金坛品茶,一叶一味皆见功夫
说起金坛的茶,你可能听过它的名头,但真要品出点门道来,那可不容易。我头一回去金坛,是跟着一位老茶客去的,他神神秘秘地说:“带你见识见识,什么叫‘一叶一味皆见功夫’。”我当时还嘀咕,不就是喝茶嘛,能有多大学问?
我们钻进一条老街,找了家不起眼的茶舍。老板是个五十来岁的大叔,手粗脚大,可一碰茶具,整个人就变了样。他一边烧水,一边念叨:“茶啊,得伺候着来,急不得。” 我坐在旁边,看着他慢悠悠地温壶、取茶,那架势,倒像在做什么精细手艺。
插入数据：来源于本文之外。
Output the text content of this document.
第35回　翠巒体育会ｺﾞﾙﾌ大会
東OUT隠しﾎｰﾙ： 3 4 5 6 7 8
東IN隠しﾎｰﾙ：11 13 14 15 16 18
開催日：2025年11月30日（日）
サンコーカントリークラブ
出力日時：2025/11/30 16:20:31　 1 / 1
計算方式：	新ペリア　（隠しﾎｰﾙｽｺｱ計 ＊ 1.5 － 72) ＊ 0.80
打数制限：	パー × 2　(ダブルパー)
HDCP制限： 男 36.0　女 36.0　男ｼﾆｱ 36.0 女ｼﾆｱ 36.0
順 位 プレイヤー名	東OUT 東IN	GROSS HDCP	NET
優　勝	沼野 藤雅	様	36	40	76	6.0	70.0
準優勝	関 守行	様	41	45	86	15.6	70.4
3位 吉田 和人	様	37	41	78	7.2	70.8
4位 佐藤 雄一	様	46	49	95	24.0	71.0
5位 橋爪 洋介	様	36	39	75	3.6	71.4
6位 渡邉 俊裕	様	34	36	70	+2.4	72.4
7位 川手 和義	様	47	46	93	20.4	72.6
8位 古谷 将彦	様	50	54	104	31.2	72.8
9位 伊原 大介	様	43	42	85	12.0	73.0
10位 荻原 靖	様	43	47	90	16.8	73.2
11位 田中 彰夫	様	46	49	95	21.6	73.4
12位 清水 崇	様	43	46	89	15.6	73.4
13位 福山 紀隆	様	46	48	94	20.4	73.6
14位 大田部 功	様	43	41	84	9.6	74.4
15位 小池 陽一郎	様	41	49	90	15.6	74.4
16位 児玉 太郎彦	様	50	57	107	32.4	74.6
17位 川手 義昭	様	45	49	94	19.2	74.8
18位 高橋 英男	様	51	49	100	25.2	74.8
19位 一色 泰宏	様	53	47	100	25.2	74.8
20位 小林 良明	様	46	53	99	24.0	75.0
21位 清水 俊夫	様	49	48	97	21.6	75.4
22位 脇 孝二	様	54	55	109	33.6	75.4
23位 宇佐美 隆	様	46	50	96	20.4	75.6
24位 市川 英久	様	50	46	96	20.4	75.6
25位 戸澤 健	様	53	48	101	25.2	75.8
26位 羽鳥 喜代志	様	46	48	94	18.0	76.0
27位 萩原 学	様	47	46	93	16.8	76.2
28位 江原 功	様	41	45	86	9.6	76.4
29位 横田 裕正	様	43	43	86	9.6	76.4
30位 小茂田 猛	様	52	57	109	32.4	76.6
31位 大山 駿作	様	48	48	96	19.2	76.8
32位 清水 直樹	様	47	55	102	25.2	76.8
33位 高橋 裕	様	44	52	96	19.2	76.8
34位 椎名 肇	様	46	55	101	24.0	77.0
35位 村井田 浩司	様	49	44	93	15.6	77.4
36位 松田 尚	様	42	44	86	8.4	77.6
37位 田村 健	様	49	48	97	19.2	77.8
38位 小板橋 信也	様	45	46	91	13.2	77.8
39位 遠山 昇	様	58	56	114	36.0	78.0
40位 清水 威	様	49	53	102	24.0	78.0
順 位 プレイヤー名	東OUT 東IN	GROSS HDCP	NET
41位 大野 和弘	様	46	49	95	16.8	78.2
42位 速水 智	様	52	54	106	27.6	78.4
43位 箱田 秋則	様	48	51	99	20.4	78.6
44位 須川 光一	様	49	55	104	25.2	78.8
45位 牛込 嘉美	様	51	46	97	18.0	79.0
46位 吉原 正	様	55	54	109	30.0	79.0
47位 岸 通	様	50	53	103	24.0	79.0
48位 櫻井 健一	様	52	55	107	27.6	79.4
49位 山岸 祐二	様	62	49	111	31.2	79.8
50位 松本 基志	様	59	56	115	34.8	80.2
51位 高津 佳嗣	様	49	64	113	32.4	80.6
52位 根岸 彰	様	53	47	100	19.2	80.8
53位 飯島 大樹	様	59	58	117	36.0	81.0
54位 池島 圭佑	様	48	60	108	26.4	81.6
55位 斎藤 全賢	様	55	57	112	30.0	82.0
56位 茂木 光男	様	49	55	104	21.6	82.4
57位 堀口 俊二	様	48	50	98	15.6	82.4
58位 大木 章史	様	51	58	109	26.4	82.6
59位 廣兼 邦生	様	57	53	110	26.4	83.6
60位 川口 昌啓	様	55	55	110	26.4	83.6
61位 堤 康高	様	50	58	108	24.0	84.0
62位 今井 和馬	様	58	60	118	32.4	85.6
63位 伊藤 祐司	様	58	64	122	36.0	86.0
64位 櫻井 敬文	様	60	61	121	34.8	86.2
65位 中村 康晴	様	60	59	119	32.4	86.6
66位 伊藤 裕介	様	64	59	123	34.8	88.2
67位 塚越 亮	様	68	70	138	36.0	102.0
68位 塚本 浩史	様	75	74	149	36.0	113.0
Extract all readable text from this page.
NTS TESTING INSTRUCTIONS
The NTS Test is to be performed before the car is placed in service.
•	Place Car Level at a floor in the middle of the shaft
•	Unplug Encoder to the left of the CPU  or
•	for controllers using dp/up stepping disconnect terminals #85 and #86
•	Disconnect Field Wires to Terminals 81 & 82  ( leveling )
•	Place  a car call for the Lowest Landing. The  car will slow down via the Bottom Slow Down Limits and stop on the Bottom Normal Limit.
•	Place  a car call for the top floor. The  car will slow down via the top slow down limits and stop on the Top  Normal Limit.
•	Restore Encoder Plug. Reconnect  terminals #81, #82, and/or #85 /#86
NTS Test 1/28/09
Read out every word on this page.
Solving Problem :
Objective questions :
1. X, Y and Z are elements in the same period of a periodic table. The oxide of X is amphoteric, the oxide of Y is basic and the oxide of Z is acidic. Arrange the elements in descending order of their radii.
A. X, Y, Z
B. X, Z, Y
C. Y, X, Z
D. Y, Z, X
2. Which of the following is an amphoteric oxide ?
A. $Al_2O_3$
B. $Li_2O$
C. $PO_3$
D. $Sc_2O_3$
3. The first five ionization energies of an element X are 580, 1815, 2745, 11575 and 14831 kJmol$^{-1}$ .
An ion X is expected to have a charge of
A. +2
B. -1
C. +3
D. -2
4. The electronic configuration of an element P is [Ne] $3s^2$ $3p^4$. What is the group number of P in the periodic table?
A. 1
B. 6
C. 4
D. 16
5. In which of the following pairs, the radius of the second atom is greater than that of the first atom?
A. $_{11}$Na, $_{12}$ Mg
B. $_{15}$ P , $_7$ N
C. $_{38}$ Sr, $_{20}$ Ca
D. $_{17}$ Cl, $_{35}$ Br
水烧开了,他拎起壶,往盖碗里轻轻一冲。热气裹着茶香,“呼”地一下窜上来。我吸了吸鼻子,哎,这香味跟平时闻的不一样,清清淡淡的,却又勾人。大叔笑了:“闻到了吧?这可是金坛土生土长的茶,叶子虽小,味道却扎实。” 我点点头,心里开始好奇:这“功夫”到底藏哪儿了?
泡茶的手,是练出来的
大叔泡茶时,手稳得惊人。注水、出汤,时间掐得准准的。他告诉我,金坛的茶农采茶,都得赶早。天刚蒙蒙亮,露水还挂在叶尖上,这时候采下的嫩芽,才鲜灵。 “你以为随便摘摘就行?”他摇摇头,“每片叶子都得看状态,老了、伤了,都不要。这叫‘挑叶’,没几年经验,干不来。”
我盯着他手里的盖碗,茶叶在水里慢慢舒展,像活了似的。他接着说:“制作更考人。杀青的火候,揉捻的力道,全凭手感。机器?机器做出来的茶,没魂儿。” 这话说得有点玄,但我品着刚倒出的茶汤,似乎懂了点。入口微涩,转眼化开,喉咙里留下丝丝甘甜。哎呀,这滋味,还真是层层叠叠的。
大叔看我喝得认真,又递过来一杯。“再尝尝,这次别急着咽。” 我照做了,让茶在嘴里多停会儿。奇了,刚才没留意的花香,这会儿冒了出来,淡淡的,像春天野地里的气息。 “一叶一味,可不是瞎说的,” 他靠在椅背上,“每片叶子啊,从长出来那刻起,就带着自己的性子。泡茶的人,得顺着它的性子来。”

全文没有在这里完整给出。